I took his advice seriously.

Because of another Columbia professor, Walt Bogdanich, who liked me even though he told me recently that he thinks he wrote that I was a pain-in-the-ass in my review, I managed to get down to Florida and start reporting. I worked as a political and legislative session reporter for the Florida USA Today papers from 2016 to 2017, and then POLITICO hired me as a state government and health correspondent.

My husband Lawrence, our puppy Lily and I live in a cute townhome in Tallahassee, the Florida capital.
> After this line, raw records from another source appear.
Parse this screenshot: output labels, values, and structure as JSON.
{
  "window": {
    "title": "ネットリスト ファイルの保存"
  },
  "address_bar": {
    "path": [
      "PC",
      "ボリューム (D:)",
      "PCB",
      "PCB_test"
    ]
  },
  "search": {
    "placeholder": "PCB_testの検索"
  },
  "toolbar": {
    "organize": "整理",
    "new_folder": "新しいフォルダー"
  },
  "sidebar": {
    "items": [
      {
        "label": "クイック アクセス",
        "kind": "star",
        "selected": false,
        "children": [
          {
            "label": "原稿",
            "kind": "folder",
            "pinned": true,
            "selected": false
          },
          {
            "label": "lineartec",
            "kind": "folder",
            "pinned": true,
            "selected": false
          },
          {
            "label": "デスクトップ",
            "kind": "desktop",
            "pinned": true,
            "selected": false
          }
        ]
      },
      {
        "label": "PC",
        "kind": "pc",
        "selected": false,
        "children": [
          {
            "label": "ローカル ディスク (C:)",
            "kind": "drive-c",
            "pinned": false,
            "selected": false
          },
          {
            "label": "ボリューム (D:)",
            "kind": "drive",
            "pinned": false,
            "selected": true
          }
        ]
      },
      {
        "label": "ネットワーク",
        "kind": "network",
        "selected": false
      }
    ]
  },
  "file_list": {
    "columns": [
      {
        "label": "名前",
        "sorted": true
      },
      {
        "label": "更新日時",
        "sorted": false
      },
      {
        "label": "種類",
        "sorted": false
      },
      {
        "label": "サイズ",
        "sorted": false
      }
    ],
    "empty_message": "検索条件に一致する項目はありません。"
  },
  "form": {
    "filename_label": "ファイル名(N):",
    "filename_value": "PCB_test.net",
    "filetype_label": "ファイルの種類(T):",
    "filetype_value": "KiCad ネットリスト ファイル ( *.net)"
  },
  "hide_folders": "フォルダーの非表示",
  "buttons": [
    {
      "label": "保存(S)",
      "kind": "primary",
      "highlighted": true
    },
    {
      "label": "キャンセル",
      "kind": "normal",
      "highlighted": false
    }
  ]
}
I hope to convince you it is the millennial haven for which we’ve all been searching.

I still work at POLITICO, which has made me a much better reporter and writer, but I am on medical leave. I am on leave because I went through months of grueling treatment for breast cancer in 2018 and 2019, and when that was over, I had a mental breakdown. I owe a lot of people in that company gratitude for being kind to me over the past year as this crisis has been building.

POLITICO Magazine published my first two essays about reporting on cancer, each of which involved policy themes, for which we are well known. (Thank you for that).

But, now, I want to write about the emotional hardship of cancer. Every patient talks about it endlessly and yet, no one in the greater public seems to understand it.

I don’t just want to write about the emotional hardship of cancer, I need to. I am not having intrusive suicidal thoughts this week, but have had them many times in the last year. I am married to a wonderful human, Lawrence Mower, and I have great parents and friends and a longstanding relationship with my therapist.

I have never once considered that I would actually go through with any of those thoughts, so don’t worry. 🌻

Those suicidal thoughts are intrusive but they’re not in charge. I am in charge of my mind, of my life, my career and equally share control in my intimate relationships.

It’s taken me a long time to get here, no doubt, but I am here. I have arrived… to adulthood.

But I am still having a mental health crisis and I want to tell you about it. I want to tell you about so many things, some of which are old traumas, that I find I am dealing with again, along with this new one.

If you already know me, you will understand when I say, this publication will be eclectic, just like I am. I really look forward to getting to know you all better.